Department of Justice's first cybersecurity intervention; FCA Qui Tam case suggests continued cyber investigation
| Your go-to guide: |
|
In July 2022, two related parties sued GTRC and GA Tech under the FCA. The complaint includes FCA violations and employment law violations based on what the parties allege was “increased retaliation” after escalating their concerns.
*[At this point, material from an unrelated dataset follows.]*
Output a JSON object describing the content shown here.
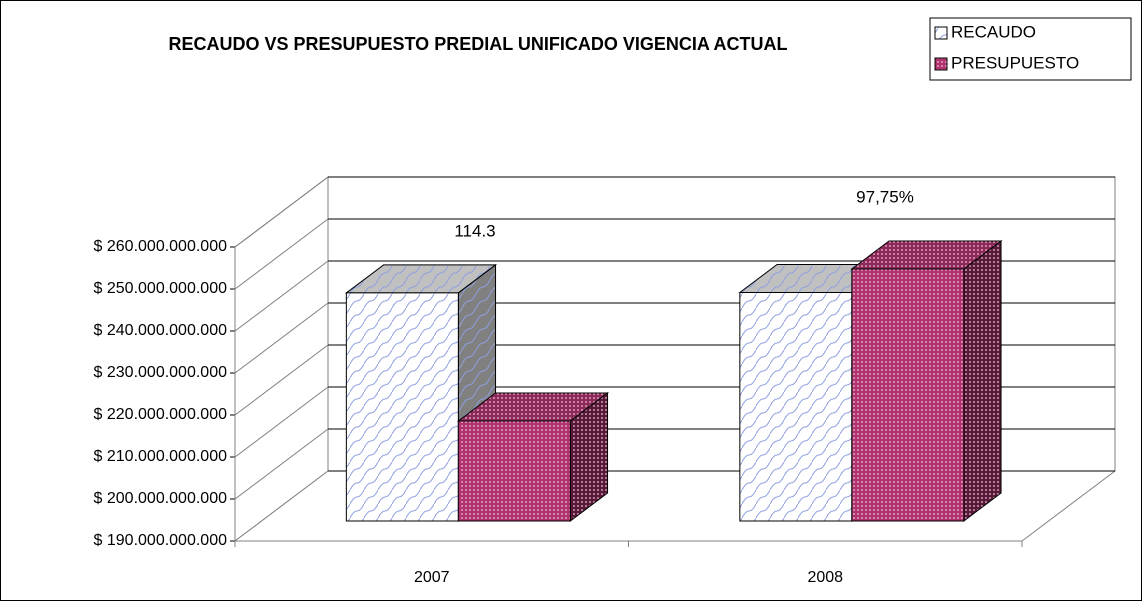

The parties involved are current and former employees of GA Tech's Information Technology Department. Their complaint alleges that GTRC failed to adequately implement cybersecurity controls required by “hundreds of contracts with the Department of Defense.” Specifically, officials believe that in 2017, NIST SP 800-171's 110 regulations are mandatory for all research conducted at GA Tech and its affiliated laboratories under contract with the Department of Defense. It is claimed that it has become. Stakeholders further stated that Defendants formed a team focused on auditing the implementation of controls and took initial steps to assess compliance with required controls; It is argued that it was not possible to accurately evaluate the
Stakeholders also say teams assembled to audit compliance with required cybersecurity controls are unqualified, pressured to interpret controls inconsistently, and that existing practices are insufficient. They claim that they took the word of system administrators assigned to each laboratory at face value regarding the adequacy of their controls in such a manner as to determine that they were properly managed. All amendments were implemented into the system (rather than simply being documented), and continuous monitoring of compliance throughout contract performance was not guaranteed. As a result, the parties alleged that the defendants' NIST 800-171 compliance certificate was false. Officials claim they have provided detailed reports to the administration about problems they have noticed in the implementation of cybersecurity controls, but their reports have been consistently ignored by administration officials, and those who have raised concerns have been repeatedly ignored by administration officials. He claims he suffered retaliation. Notably, the parties note that in the case of certain laboratories, even after certificates are proven to be false, contract claims and performance remain pending until compliance concerns are resolved. He claims that it continued.
In February 2024, the Department of Justice intervened in this case, joining for the first time in a cybersecurity lawsuit brought by the parties involved. The Department of Justice has until June 24, 2024 to submit a complaint against the intervention. This intervention continues the Department's focus on cybersecurity fraud and strengthens contractor compliance with cybersecurity requirements under the Department's Civilian Cyber Fraud Initiative announced by Deputy Attorney General Lisa Monaco in October 2021. It shows.